Is thereone lesion that is at the center of their problem? For facet pain, the pain generator and the area you are adjusting are one and same. (This is quite different for both lower back discs, and true SI pain; you are going to treat other areas in these types of cases.)
Palpation Tips
Can we touch their pain? Can we find a tender facet joint via palpation? The palpation can get a little more challenging. When the involved facet is at L4 or L5, it is fairly straightforward. Deep pressure on those facets, either sitting or prone, will usually hurt.
As we move higher in the spine, it gets more challenging to get a good palpatory read. Between L3 and T11, the spine is in the depth of its lordosis. You need to move the spine somewhat out of lordosis, into the neutral-to-flexion range, to assess these facets.
How do we do this? If the patient is sitting, first you need to place your active contact inferior to the facet. Second, using your other contact hand on the shoulders and upper back, move the lumbar spine into flexion and rotation away. You can ask the patient to help by saying, "Let your low back slump forward."

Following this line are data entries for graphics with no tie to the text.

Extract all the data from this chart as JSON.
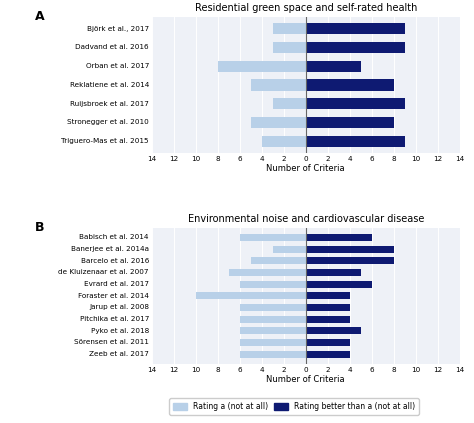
{
  "panel_A": {
    "title": "Residential green space and self-rated health",
    "labels": [
      "Björk et al., 2017",
      "Dadvand et al. 2016",
      "Orban et al. 2017",
      "Reklatiene et al. 2014",
      "Ruijsbroek et al. 2017",
      "Stronegger et al. 2010",
      "Triguero-Mas et al. 2015"
    ],
    "light_blue": [
      3,
      3,
      8,
      5,
      3,
      5,
      4
    ],
    "dark_blue": [
      9,
      9,
      5,
      8,
      9,
      8,
      9
    ]
  },
  "panel_B": {
    "title": "Environmental noise and cardiovascular disease",
    "labels": [
      "Babisch et al. 2014",
      "Banerjee et al. 2014a",
      "Barcelo et al. 2016",
      "de Kluizenaar et al. 2007",
      "Evrard et al. 2017",
      "Foraster et al. 2014",
      "Jarup et al. 2008",
      "Pitchika et al. 2017",
      "Pyko et al. 2018",
      "Sörensen et al. 2011",
      "Zeeb et al. 2017"
    ],
    "light_blue": [
      6,
      3,
      5,
      7,
      6,
      10,
      6,
      6,
      6,
      6,
      6
    ],
    "dark_blue": [
      6,
      8,
      8,
      5,
      6,
      4,
      4,
      4,
      5,
      4,
      4
    ]
  },
  "color_light": "#b8d0e8",
  "color_dark": "#0e1a72",
  "xlabel": "Number of Criteria",
  "legend_light": "Rating a (not at all)",
  "legend_dark": "Rating better than a (not at all)",
  "xlim": 14,
  "bg_color": "#eef1f7"
}
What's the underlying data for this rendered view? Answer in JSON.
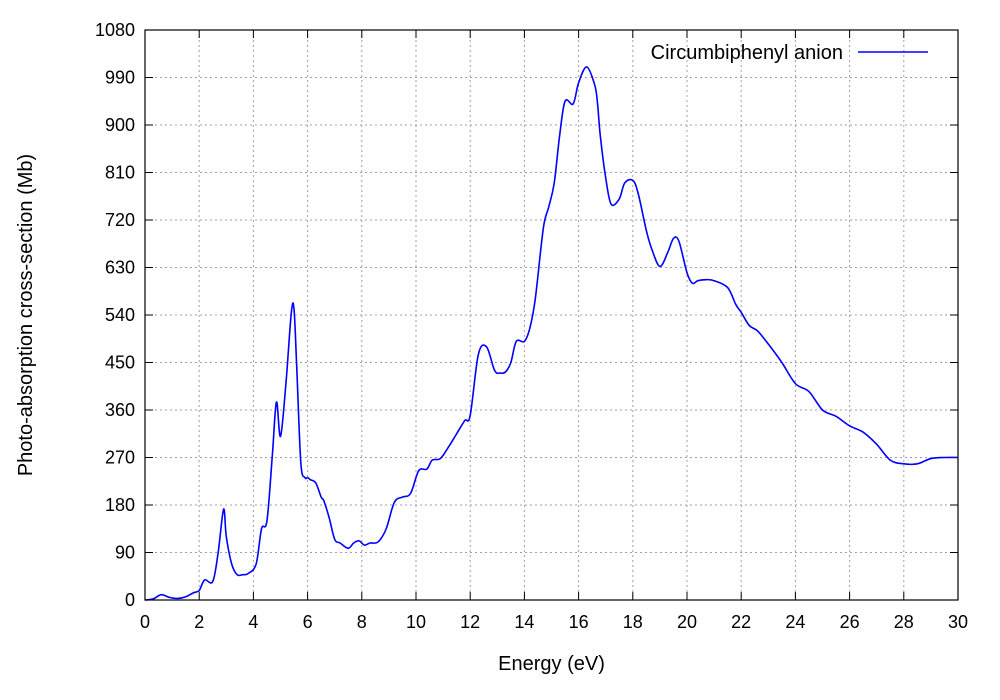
{
  "chart_data": {
    "type": "line",
    "xlabel": "Energy (eV)",
    "ylabel": "Photo-absorption cross-section (Mb)",
    "xlim": [
      0,
      30
    ],
    "ylim": [
      0,
      1080
    ],
    "x_ticks": [
      0,
      2,
      4,
      6,
      8,
      10,
      12,
      14,
      16,
      18,
      20,
      22,
      24,
      26,
      28,
      30
    ],
    "y_ticks": [
      0,
      90,
      180,
      270,
      360,
      450,
      540,
      630,
      720,
      810,
      900,
      990,
      1080
    ],
    "x_tick_labels": [
      "0",
      "2",
      "4",
      "6",
      "8",
      "10",
      "12",
      "14",
      "16",
      "18",
      "20",
      "22",
      "24",
      "26",
      "28",
      "30"
    ],
    "y_tick_labels": [
      "0",
      "90",
      "180",
      "270",
      "360",
      "450",
      "540",
      "630",
      "720",
      "810",
      "900",
      "990",
      "1080"
    ],
    "grid": true,
    "legend": {
      "position": "top-right"
    },
    "series": [
      {
        "name": "Circumbiphenyl anion",
        "color": "#0000ff",
        "x": [
          0,
          0.3,
          0.6,
          0.9,
          1.2,
          1.5,
          1.8,
          2.0,
          2.2,
          2.5,
          2.7,
          2.9,
          3.0,
          3.2,
          3.4,
          3.6,
          3.8,
          4.1,
          4.3,
          4.5,
          4.7,
          4.85,
          5.0,
          5.2,
          5.4,
          5.5,
          5.6,
          5.75,
          5.9,
          6.0,
          6.1,
          6.3,
          6.5,
          6.6,
          6.8,
          7.0,
          7.2,
          7.5,
          7.7,
          7.9,
          8.1,
          8.3,
          8.6,
          8.9,
          9.2,
          9.5,
          9.8,
          10.1,
          10.4,
          10.6,
          10.9,
          11.2,
          11.5,
          11.8,
          12.0,
          12.3,
          12.6,
          12.9,
          13.1,
          13.3,
          13.5,
          13.7,
          14.0,
          14.2,
          14.4,
          14.7,
          14.9,
          15.1,
          15.3,
          15.5,
          15.8,
          16.0,
          16.3,
          16.6,
          16.7,
          16.8,
          17.0,
          17.2,
          17.5,
          17.7,
          18.0,
          18.2,
          18.5,
          18.7,
          19.0,
          19.3,
          19.5,
          19.7,
          20.0,
          20.2,
          20.4,
          20.7,
          21.0,
          21.5,
          21.8,
          22.0,
          22.3,
          22.6,
          23.0,
          23.5,
          24.0,
          24.5,
          25.0,
          25.5,
          26.0,
          26.5,
          27.0,
          27.5,
          28.0,
          28.5,
          29.0,
          29.5,
          30.0
        ],
        "values": [
          0,
          2,
          10,
          5,
          3,
          6,
          14,
          18,
          38,
          35,
          90,
          172,
          120,
          68,
          48,
          48,
          50,
          68,
          135,
          150,
          275,
          375,
          310,
          410,
          545,
          550,
          440,
          260,
          232,
          232,
          228,
          222,
          195,
          188,
          155,
          115,
          108,
          98,
          108,
          112,
          104,
          108,
          110,
          135,
          185,
          195,
          202,
          245,
          248,
          265,
          268,
          290,
          315,
          340,
          350,
          465,
          480,
          435,
          430,
          432,
          450,
          490,
          490,
          515,
          570,
          705,
          745,
          790,
          880,
          945,
          940,
          980,
          1010,
          975,
          940,
          880,
          800,
          750,
          760,
          790,
          795,
          770,
          700,
          665,
          632,
          660,
          685,
          680,
          620,
          600,
          605,
          607,
          605,
          592,
          560,
          545,
          520,
          510,
          485,
          450,
          410,
          395,
          360,
          348,
          330,
          318,
          295,
          265,
          258,
          258,
          268,
          270,
          270
        ]
      }
    ]
  }
}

The idea here: You are trying to open the facet joints between the L3 and T11 level, and feel both for a lack of opening at a specific level and a tender facet joint. (See https://www.youtube.com/watch?v=q1j51sLlMZg for a demonstration.)
If you have a flexion-distraction table, you can use it to enhance your palpation of these stuck facets. As you flex the lower section of the table, does a specific segment on one side hang up or not glide open? Focused, joint-specific flexion-distraction is a great way to adjust these patients.

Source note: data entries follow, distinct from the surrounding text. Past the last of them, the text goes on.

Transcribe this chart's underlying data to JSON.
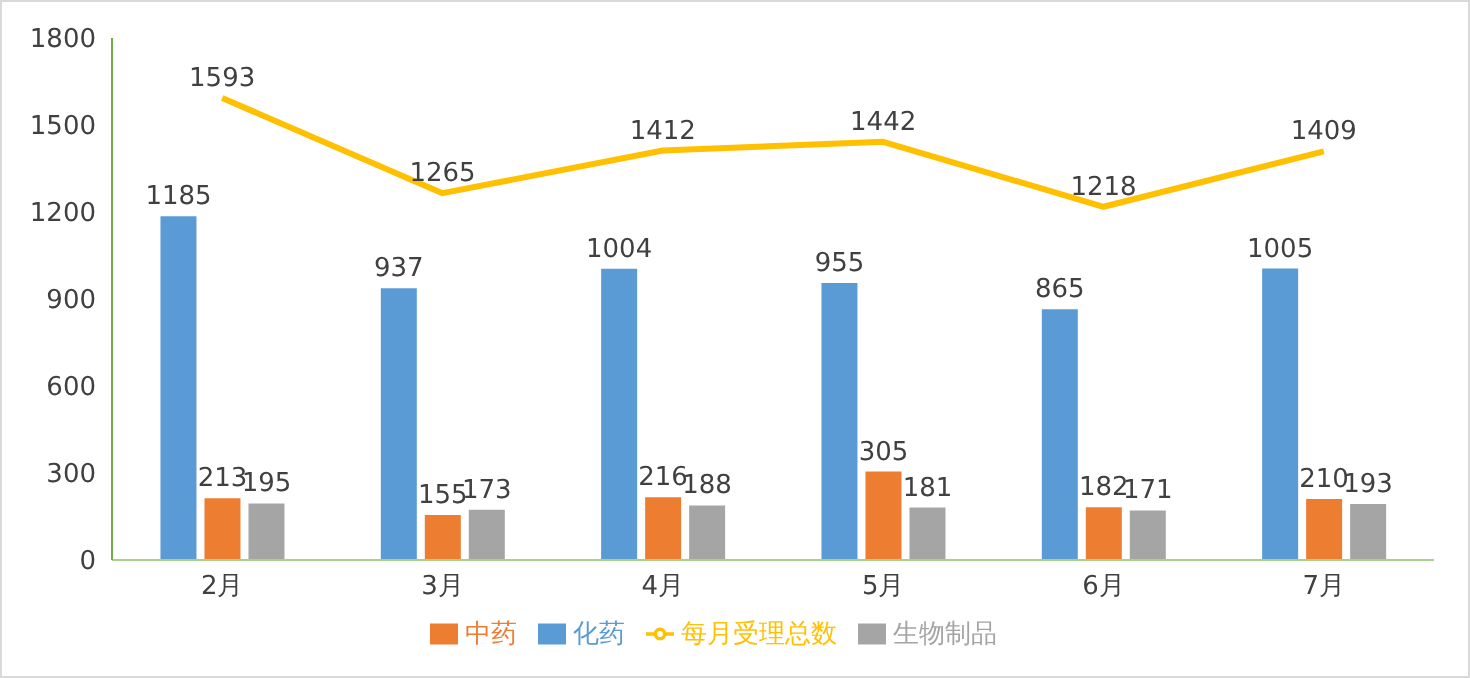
{
  "chart_data": {
    "type": "bar",
    "categories": [
      "2月",
      "3月",
      "4月",
      "5月",
      "6月",
      "7月"
    ],
    "series": [
      {
        "name": "化药",
        "color": "#5b9bd5",
        "values": [
          1185,
          937,
          1004,
          955,
          865,
          1005
        ]
      },
      {
        "name": "中药",
        "color": "#ed7d31",
        "values": [
          213,
          155,
          216,
          305,
          182,
          210
        ]
      },
      {
        "name": "生物制品",
        "color": "#a5a5a5",
        "values": [
          195,
          173,
          188,
          181,
          171,
          193
        ]
      },
      {
        "name": "每月受理总数",
        "color": "#ffc000",
        "type": "line",
        "values": [
          1593,
          1265,
          1412,
          1442,
          1218,
          1409
        ]
      }
    ],
    "ylim": [
      0,
      1800
    ],
    "yticks": [
      0,
      300,
      600,
      900,
      1200,
      1500,
      1800
    ],
    "data_labels": true,
    "legend": "bottom",
    "marker": "none"
  }
}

These patients often respond well to traditional side-posture HVLA adjustments. How inflamed is the facet? You may need to modify your techniques for a "hot" low back. If you prefer low force, muscle energy technique (post-isometric relaxation aimed at the spinal joint), taking the patient into flexion and rotation away and using a contract-relax method, works quite well. Muscle energy is likely to be more easily tolerated in your inflamed and older, stiffer patients.

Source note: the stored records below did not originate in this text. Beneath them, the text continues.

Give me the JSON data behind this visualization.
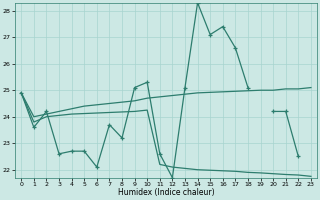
{
  "xlabel": "Humidex (Indice chaleur)",
  "x": [
    0,
    1,
    2,
    3,
    4,
    5,
    6,
    7,
    8,
    9,
    10,
    11,
    12,
    13,
    14,
    15,
    16,
    17,
    18,
    19,
    20,
    21,
    22,
    23
  ],
  "line_jagged": [
    24.9,
    23.6,
    24.2,
    22.6,
    22.7,
    22.7,
    22.1,
    23.7,
    23.2,
    25.1,
    25.3,
    22.6,
    21.7,
    25.1,
    28.3,
    27.1,
    27.4,
    26.6,
    25.1,
    null,
    24.2,
    24.2,
    22.5,
    null
  ],
  "line_upper": [
    24.9,
    24.0,
    24.1,
    24.2,
    24.3,
    24.4,
    24.45,
    24.5,
    24.55,
    24.6,
    24.7,
    24.75,
    24.8,
    24.85,
    24.9,
    24.92,
    24.94,
    24.96,
    24.98,
    25.0,
    25.0,
    25.05,
    25.05,
    25.1
  ],
  "line_lower": [
    24.9,
    23.8,
    24.0,
    24.05,
    24.1,
    24.12,
    24.14,
    24.16,
    24.18,
    24.2,
    24.25,
    22.2,
    22.1,
    22.05,
    22.0,
    21.98,
    21.96,
    21.94,
    21.9,
    21.88,
    21.85,
    21.82,
    21.8,
    21.75
  ],
  "line_color": "#2d7d6e",
  "bg_color": "#cce8e4",
  "grid_color": "#a8d4cf",
  "ylim": [
    21.7,
    28.3
  ],
  "xlim": [
    -0.5,
    23.5
  ],
  "yticks": [
    22,
    23,
    24,
    25,
    26,
    27,
    28
  ],
  "xticks": [
    0,
    1,
    2,
    3,
    4,
    5,
    6,
    7,
    8,
    9,
    10,
    11,
    12,
    13,
    14,
    15,
    16,
    17,
    18,
    19,
    20,
    21,
    22,
    23
  ]
}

You may need to address the nerves that exit from the upper lumbar spine. I have been hammering on this topic for some time. (Visit http://sosas.us/professional-resources/articles-2/ and click on the thoracolumbar junction link to access six articles.
Rehab: Self-Mobilization
I always want to show my patient a self-mobilization, an exercise that helps them reinforce the adjustment. I really don't want my patient to have to come to me every time the same segment gets stuck. Adjusting the same place over and over may be a good business model, but it is not "best practice." It is not wellness; it is not finding the cause.
Is there an exercise that will help unlock or self mobilize the facets? I use a slight modification of McKenzie side-bending [see https://www.youtube.com/watch?v=Zjje2cBT55k].This exercise was originally designed to help the patient get out of side-bending antalgia from a disc problem. I have re-purposed it to unlock the facets.
It is useful to visualize the facet jamming as if the two lumbar segments are stuck together. The patient stands perpendicular to a wall. They bring their bent arm up to 90 degrees, and support themselves on this arm. They then slowly sag to the wall, letting their lumbar spine and pelvis sink toward the wall. They will end up with the trunk vertical and parallel to the wall.
Once they reach this position, they will put their opposite hand up against their iliac crest and isometrically or isotonically push out against their hand, allowing up to 1-2 inches of motion. Repeat three times, at least twice a day.
(My preference is to show them their tender points and the position / motion that provokes their pain. Then, before I adjust, have them do this exercise and then recheck. If it is going to be useful, they will be less tender, and have less pain on motion.)